La serva padrona
Intermezzo buffo in due parti
Musica: Giovanni Battista Draghi detto Pergolesi (Jesi, 4 gennaio 1710 – Pozzuoli, 16 marzo 1736)
Libretto: Gennarantonio Federico
Prima rappresentazione: Napoli, Teatro San Bartolomeo, 28 agosto 1733
Personaggi
Uberto,
ricco scapolo (basso)
Serpina,
sua serva (soprano)
Vespone,
servo di Uberto (mimo)
La trama
Intermezzo primo
Anticamera
Uberto, svegliatosi da poco è
arrabbiato perché la serva, Serpina, tarda a potargli la tazza di cioccolato
con cui è solito iniziare la giornata (Aspettare e non venire), e perché
il servo, Vespone, non gli ha ancora fatto la barba. Invia, quindi, il garzone
alla ricerca di Serpina, e questa si presenta dopo un certo tempo, ed
affermando di essere stufa, e che, pur essendo serva, vuole essere rispettata e
riverita come una vera signora. Uberto perde la pazienza intimando alla giovane
di cambiare atteggiamento (Sempre in contrasti con te si sta). Serpina,
non troppo turbata, si lamenta a sua volta di ricevere solo rimbrotti
nonostante le continue cure che dedica al padrone, e gli intima di zittirsi (Stizzoso,
mio stizzoso).
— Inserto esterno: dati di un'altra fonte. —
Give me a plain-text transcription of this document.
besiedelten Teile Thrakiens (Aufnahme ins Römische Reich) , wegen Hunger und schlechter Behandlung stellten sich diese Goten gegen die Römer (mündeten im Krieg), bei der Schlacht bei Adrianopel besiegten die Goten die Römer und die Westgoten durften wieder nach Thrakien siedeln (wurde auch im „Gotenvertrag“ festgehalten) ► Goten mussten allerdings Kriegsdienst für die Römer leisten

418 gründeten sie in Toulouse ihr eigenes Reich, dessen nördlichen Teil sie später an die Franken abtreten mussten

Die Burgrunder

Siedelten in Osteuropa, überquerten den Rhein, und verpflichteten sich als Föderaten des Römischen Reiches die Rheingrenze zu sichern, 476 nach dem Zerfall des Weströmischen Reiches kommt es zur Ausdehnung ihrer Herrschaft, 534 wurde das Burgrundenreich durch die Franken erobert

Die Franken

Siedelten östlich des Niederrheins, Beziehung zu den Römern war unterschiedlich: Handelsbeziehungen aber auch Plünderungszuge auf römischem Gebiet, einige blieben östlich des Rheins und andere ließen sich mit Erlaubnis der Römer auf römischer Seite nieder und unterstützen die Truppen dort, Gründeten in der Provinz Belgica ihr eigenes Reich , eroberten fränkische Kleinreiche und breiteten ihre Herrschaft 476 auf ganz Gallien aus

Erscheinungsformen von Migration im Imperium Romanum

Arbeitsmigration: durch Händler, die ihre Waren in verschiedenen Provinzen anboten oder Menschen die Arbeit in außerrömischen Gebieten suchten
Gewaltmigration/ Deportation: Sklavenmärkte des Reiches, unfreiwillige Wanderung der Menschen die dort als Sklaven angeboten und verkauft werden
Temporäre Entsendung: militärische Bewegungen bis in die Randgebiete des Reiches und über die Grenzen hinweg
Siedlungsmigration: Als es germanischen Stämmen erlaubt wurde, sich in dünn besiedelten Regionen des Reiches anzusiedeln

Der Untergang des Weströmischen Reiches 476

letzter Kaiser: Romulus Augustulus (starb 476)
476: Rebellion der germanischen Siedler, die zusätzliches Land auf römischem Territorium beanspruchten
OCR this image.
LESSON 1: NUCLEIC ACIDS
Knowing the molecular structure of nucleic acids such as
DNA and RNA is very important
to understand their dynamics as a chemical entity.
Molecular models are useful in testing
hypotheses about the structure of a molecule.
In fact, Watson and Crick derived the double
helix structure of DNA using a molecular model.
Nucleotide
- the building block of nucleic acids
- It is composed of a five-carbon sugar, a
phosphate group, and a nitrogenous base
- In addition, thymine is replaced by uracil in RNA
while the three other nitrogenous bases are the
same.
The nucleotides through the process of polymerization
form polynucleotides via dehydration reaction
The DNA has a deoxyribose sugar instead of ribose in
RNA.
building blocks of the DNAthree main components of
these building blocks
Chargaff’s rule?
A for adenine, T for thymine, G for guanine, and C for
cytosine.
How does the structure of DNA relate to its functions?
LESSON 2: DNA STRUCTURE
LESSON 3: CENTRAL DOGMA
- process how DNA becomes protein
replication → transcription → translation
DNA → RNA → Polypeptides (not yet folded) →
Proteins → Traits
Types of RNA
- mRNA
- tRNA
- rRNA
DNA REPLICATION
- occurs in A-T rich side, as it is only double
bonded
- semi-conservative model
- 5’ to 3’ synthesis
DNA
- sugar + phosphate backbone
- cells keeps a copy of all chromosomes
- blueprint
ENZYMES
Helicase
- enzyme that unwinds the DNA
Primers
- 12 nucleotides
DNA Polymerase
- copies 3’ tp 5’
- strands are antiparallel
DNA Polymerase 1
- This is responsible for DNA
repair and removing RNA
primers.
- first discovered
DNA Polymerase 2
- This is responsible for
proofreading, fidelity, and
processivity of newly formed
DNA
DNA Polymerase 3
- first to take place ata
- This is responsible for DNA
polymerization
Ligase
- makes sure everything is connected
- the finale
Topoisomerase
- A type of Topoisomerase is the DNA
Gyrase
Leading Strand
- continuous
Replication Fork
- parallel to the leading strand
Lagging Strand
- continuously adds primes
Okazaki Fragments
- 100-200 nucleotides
Uberto per farla ingelosirla decide di prendere moglie;
ordina a Vespone di andare alla ricerca di una donna da maritare e chiede gli
vengano portati gli abiti ed il bastone per uscire, al che Serpina gli intima
di rimanere a casa perché ormai è tardi, e che se si azzarda ad uscire, lei lo
chiuderà fuori. Inizia un vivace battibecco, che evidentemente è già avvenuto
varie volte, ed in cui Serpina chiede al padrone di essere sposata, ma Uberto
rifiuta recisamente (Duetto Lo conosco a quegli occhietti / Signorina
v'ingannate).
Intermezzo secondo
Stessa Anticamera
Serpina cerca di attirare l’attenzione di Uberto, rivelandogli che anche lei ha trovato un marito e che si tratta di un soldato chiamato Capitan Tempesta. Uberto, colpito dalla notizia, cerca di non farlo notare deridendo la serva ma sa che sentirà la sua mancanza. Serpina, rendendosi conto di essere vicina alla vittoria, dà la stoccata finale, usando la carta della pietà, dicendogli di non dimenticarsi di lei e di perdonarla se a volte è stata impertinente (A Serpina penserete). Serpina chiede quindi ad Uberto se vuol conoscere il suo sposo, ed egli accetta a malincuore; Serpina esce fingendo di andare a chiamare il promesso sposo. Uberto rimasto solo si interroga e pur rendendosi conto di essere innamorato della sua serva, sa che i rigidi canoni dell’epoca rendono impensabile che un nobile possa prendere in moglie la propria serva (Son imbrogliato io già). I suoi pensieri sono interrotti dall’arrivo di Serpina in compagnia di Vespone/Capitan Tempesta. Uberto è al tempo stesso esterrefatto e geloso. Il Capitano, che non parla per non farsi riconoscere, per bocca di Serpina ingiunge ad Uberto di pagarle una dote di 4.000 scudi oppure il matrimonio non avverrà e sarà invece Uberto a doverla maritare. Alle rimostranze di quest’ultimo, il militare minaccia di ricorrere alle maniere forti, al che Uberto cede e dichiara di accettare Serpina come moglie. Vespone si toglie il travestimento ma il padrone, in realtà felice di come si siano messi i fatti, lo perdona e l’opera finisce con la frase che è la chiave di volta di tutta la vicenda: E di serva divenni io già padrona.